UAF deals with deferred maintenance

David Spindler/ Sun Star Reporter 

Feb. 11, 2014

The entire University of Alaska system has over 400 campus-related buildings with a current replacement value of more than $3.5 billion. UAF’s main campus in Fairbanks alone has a deferred maintenance of approximately $37,000.

Deferred maintenance are projects that, for shortage of funds, have the been put on hold until it becomes a much larger project. “We rank the projects based on age, square footage, and degree of risk,”said UAF’s Director of Public Affairs Kate Ripley. In the past four years, Gov. Parnell has created a five-year maintenance plan for deferred maintenance. The plan brought in funds going towards UA campuses in past four years so far.  

Scott Bell, the Associate Vice Chancellor for Facilities Services, works on databases for all the deferred maintenance projects specifically for UAF. More than half of the university buildings are over 30 years old, according to Bell.

“The reason most of our DM projects are put on hold till they become a much larger project is because we don’t have enough sufficient funds from the legislature,” Bell said.  “I think our biggest priority as far as deferred maintenance goes is the replacement of the heat in the power plant.
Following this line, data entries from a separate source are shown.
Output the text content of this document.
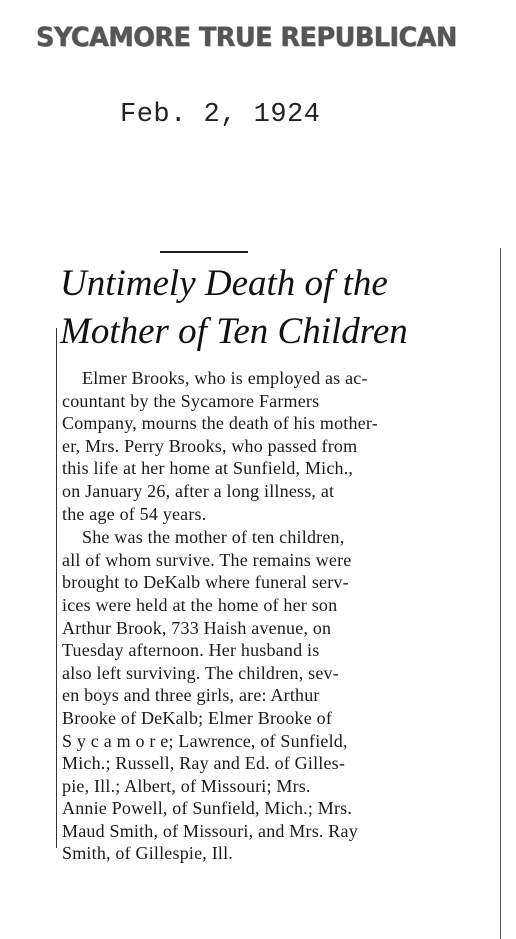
SYCAMORE TRUE REPUBLICAN
Feb. 2, 1924
Untimely Death of the
Mother of Ten Children

Elmer Brooks, who is employed as ac-
countant by the Sycamore Farmers
Company, mourns the death of his mother-
er, Mrs. Perry Brooks, who passed from
this life at her home at Sunfield, Mich.,
on January 26, after a long illness, at
the age of 54 years.

She was the mother of ten children,
all of whom survive. The remains were
brought to DeKalb where funeral serv-
ices were held at the home of her son
Arthur Brook, 733 Haish avenue, on
Tuesday afternoon. Her husband is
also left surviving. The children, sev-
en boys and three girls, are: Arthur
Brooke of DeKalb; Elmer Brooke of
S y c a m o r e; Lawrence, of Sunfield,
Mich.; Russell, Ray and Ed. of Gilles-
pie, Ill.; Albert, of Missouri; Mrs.
Annie Powell, of Sunfield, Mich.; Mrs.
Maud Smith, of Missouri, and Mrs. Ray
Smith, of Gillespie, Ill.
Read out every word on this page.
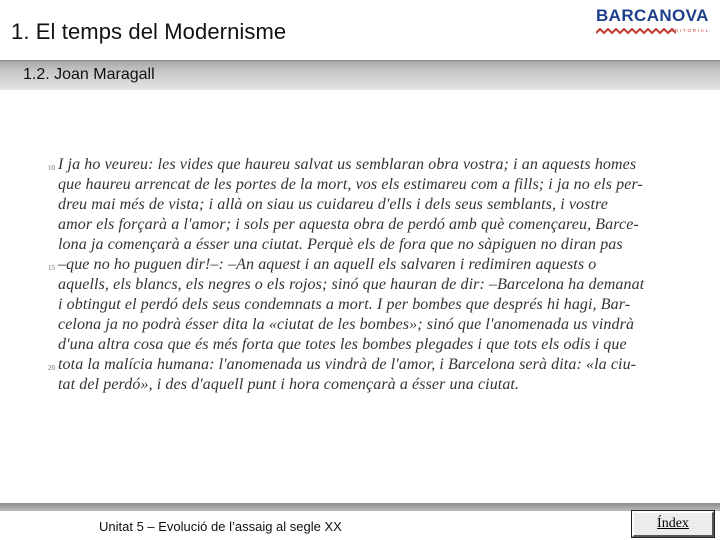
1. El temps del Modernisme
BARCANOVA
EDITORIAL
1.2. Joan Maragall
10
15
20
I ja ho veureu: les vides que haureu salvat us semblaran obra vostra; i an aquests homes
que haureu arrencat de les portes de la mort, vos els estimareu com a fills; i ja no els per-
dreu mai més de vista; i allà on siau us cuidareu d'ells i dels seus semblants, i vostre
amor els forçarà a l'amor; i sols per aquesta obra de perdó amb què començareu, Barce-
lona ja començarà a ésser una ciutat. Perquè els de fora que no sàpiguen no diran pas
–que no ho puguen dir!–: –An aquest i an aquell els salvaren i redimiren aquests o
aquells, els blancs, els negres o els rojos; sinó que hauran de dir: –Barcelona ha demanat
i obtingut el perdó dels seus condemnats a mort. I per bombes que després hi hagi, Bar-
celona ja no podrà ésser dita la «ciutat de les bombes»; sinó que l'anomenada us vindrà
d'una altra cosa que és més forta que totes les bombes plegades i que tots els odis i que
tota la malícia humana: l'anomenada us vindrà de l'amor, i Barcelona serà dita: «la ciu-
tat del perdó», i des d'aquell punt i hora començarà a ésser una ciutat.
Unitat 5 – Evolució de l’assaig al segle XX	Índex
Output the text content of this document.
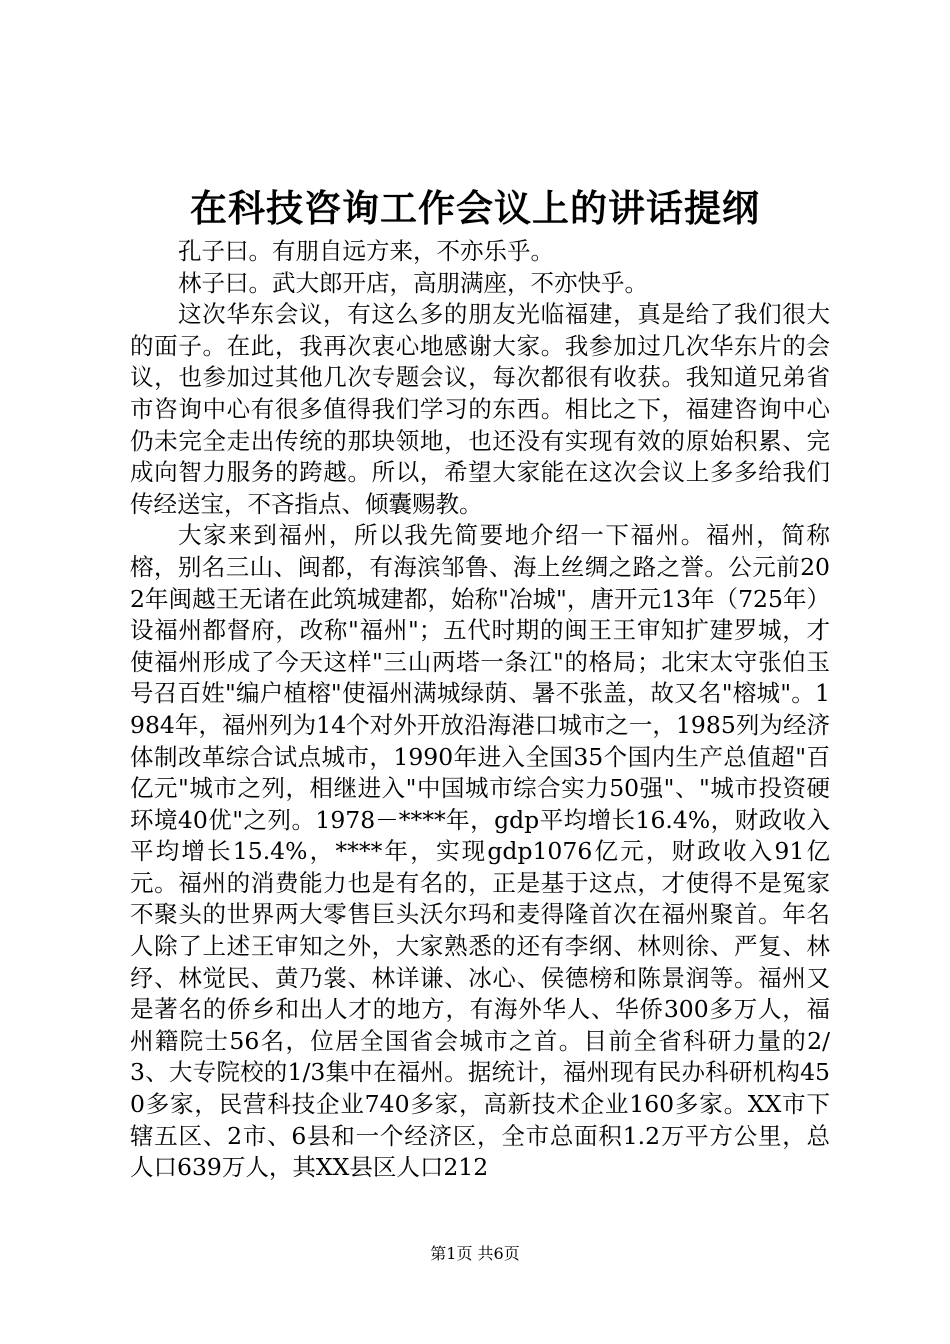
在科技咨询工作会议上的讲话提纲

孔子曰。有朋自远方来，不亦乐乎。

林子曰。武大郎开店，高朋满座，不亦快乎。

这次华东会议，有这么多的朋友光临福建，真是给了我们很大的面子。在此，我再次衷心地感谢大家。我参加过几次华东片的会议，也参加过其他几次专题会议，每次都很有收获。我知道兄弟省市咨询中心有很多值得我们学习的东西。相比之下，福建咨询中心仍未完全走出传统的那块领地，也还没有实现有效的原始积累、完成向智力服务的跨越。所以，希望大家能在这次会议上多多给我们传经送宝，不吝指点、倾囊赐教。

大家来到福州，所以我先简要地介绍一下福州。福州，简称榕，别名三山、闽都，有海滨邹鲁、海上丝绸之路之誉。公元前202年闽越王无诸在此筑城建都，始称"冶城"，唐开元13年（725年）设福州都督府，改称"福州"；五代时期的闽王王审知扩建罗城，才使福州形成了今天这样"三山两塔一条江"的格局；北宋太守张伯玉号召百姓"编户植榕"使福州满城绿荫、暑不张盖，故又名"榕城"。1984年，福州列为14个对外开放沿海港口城市之一，1985列为经济体制改革综合试点城市，1990年进入全国35个国内生产总值超"百亿元"城市之列，相继进入"中国城市综合实力50强"、"城市投资硬环境40优"之列。1978－****年，gdp平均增长16.4%，财政收入平均增长15.4%，****年，实现gdp1076亿元，财政收入91亿元。福州的消费能力也是有名的，正是基于这点，才使得不是冤家不聚头的世界两大零售巨头沃尔玛和麦得隆首次在福州聚首。年名人除了上述王审知之外，大家熟悉的还有李纲、林则徐、严复、林纾、林觉民、黄乃裳、林详谦、冰心、侯德榜和陈景润等。福州又是著名的侨乡和出人才的地方，有海外华人、华侨300多万人，福州籍院士56名，位居全国省会城市之首。目前全省科研力量的2/3、大专院校的1/3集中在福州。据统计，福州现有民办科研机构450多家，民营科技企业740多家，高新技术企业160多家。XX市下辖五区、2市、6县和一个经济区，全市总面积1.2万平方公里，总人口639万人，其XX县区人口212

第1页 共6页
The university’s power plant was built 50 years ago with two coal fire boilers.”

Currently, there is a $250 million dollar project before the Legislature for the construction of two new coal fire boilers. Two new coal fire boilers would help reduce costs because the university power plant would then be able to generate all our heat and power using coal. “We would like to see the two new boilers be funded by 2018,” Bell said. 

Two ongoing projects on campus are the the Wood Center addition and the addition to Duckering, the campus’s engineering building. “I don’t think this effects DM because these buildings are new and they are not added onto our DM database nor funded,” Bell said.
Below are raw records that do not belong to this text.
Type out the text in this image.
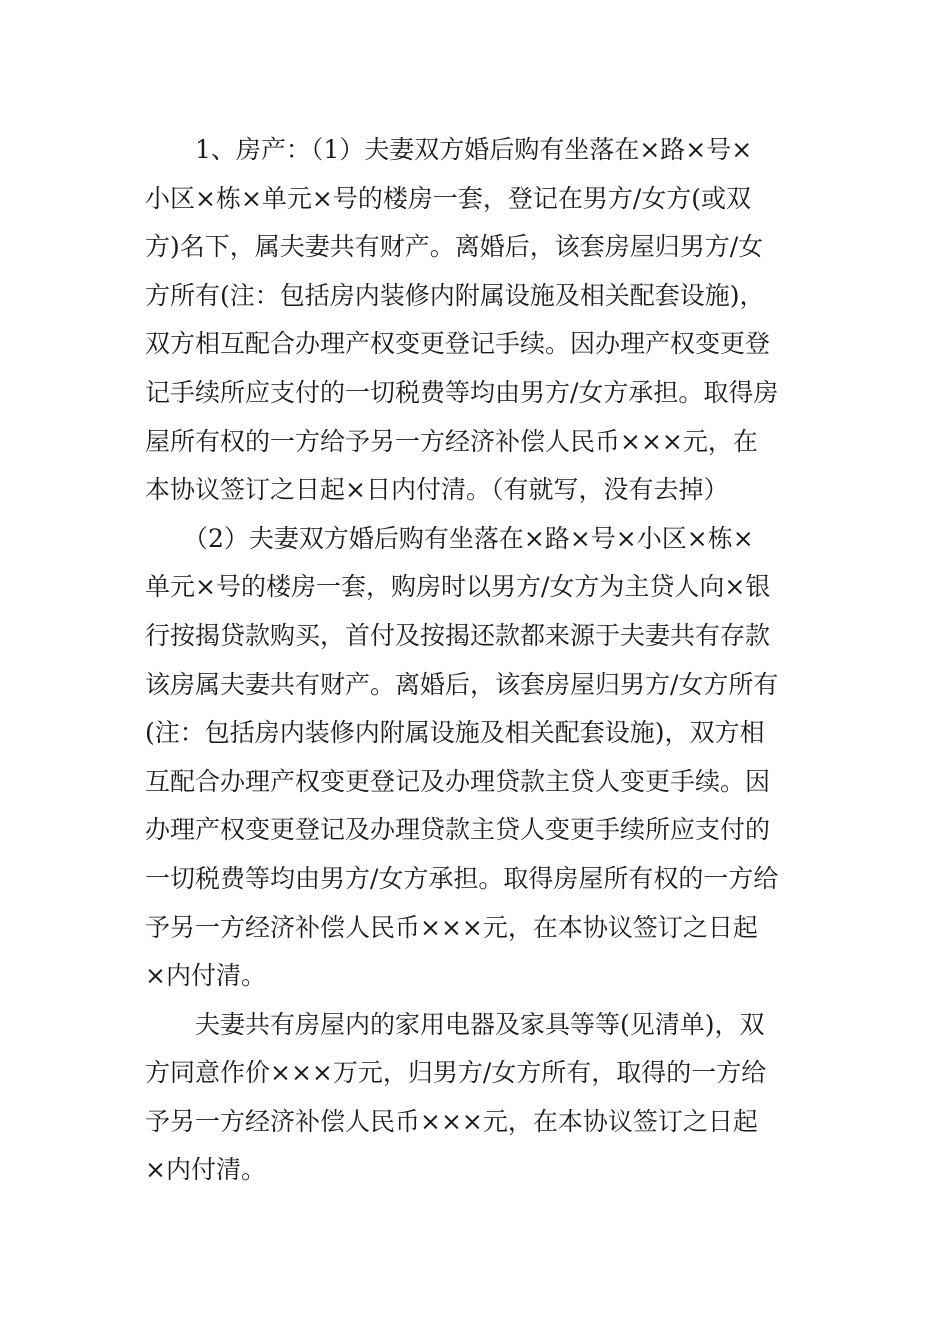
1、房产：（1）夫妻双方婚后购有坐落在×路×号×
小区×栋×单元×号的楼房一套，登记在男方/女方(或双
方)名下，属夫妻共有财产。离婚后，该套房屋归男方/女
方所有(注：包括房内装修内附属设施及相关配套设施)，
双方相互配合办理产权变更登记手续。因办理产权变更登
记手续所应支付的一切税费等均由男方/女方承担。取得房
屋所有权的一方给予另一方经济补偿人民币×××元，在
本协议签订之日起×日内付清。（有就写，没有去掉）

（2）夫妻双方婚后购有坐落在×路×号×小区×栋×
单元×号的楼房一套，购房时以男方/女方为主贷人向×银
行按揭贷款购买，首付及按揭还款都来源于夫妻共有存款
该房属夫妻共有财产。离婚后，该套房屋归男方/女方所有
(注：包括房内装修内附属设施及相关配套设施)，双方相
互配合办理产权变更登记及办理贷款主贷人变更手续。因
办理产权变更登记及办理贷款主贷人变更手续所应支付的
一切税费等均由男方/女方承担。取得房屋所有权的一方给
予另一方经济补偿人民币×××元，在本协议签订之日起
×内付清。

夫妻共有房屋内的家用电器及家具等等(见清单)，双
方同意作价×××万元，归男方/女方所有，取得的一方给
予另一方经济补偿人民币×××元，在本协议签订之日起
×内付清。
The Wood Center’s new  dining area and cafe is a public-private partnership funded and constructed by a private company. The University will essentially pay off the bond over the next 30 years. The engineering building is funded primarily by the Alaska State Legislature with UAF issuing a revenue bond for $10 million of the $109 million project.

UA campuses have received $37.5 million in the past four years; the fifth and final year is currently under discussion in the Legislature. Parnell is unsure as to what will happen after his five year plan is over.

Even though the governor’s $37.5 million has been much appreciated, UAF still needs an additional $50 million annually if they hope to reach a sustainable level of DM by 2020. UAF has identified a sustainable level of deferred maintenance to be $360 million. Its an amount they can handle on an annual basis for annual maintenance and capital reinvestment.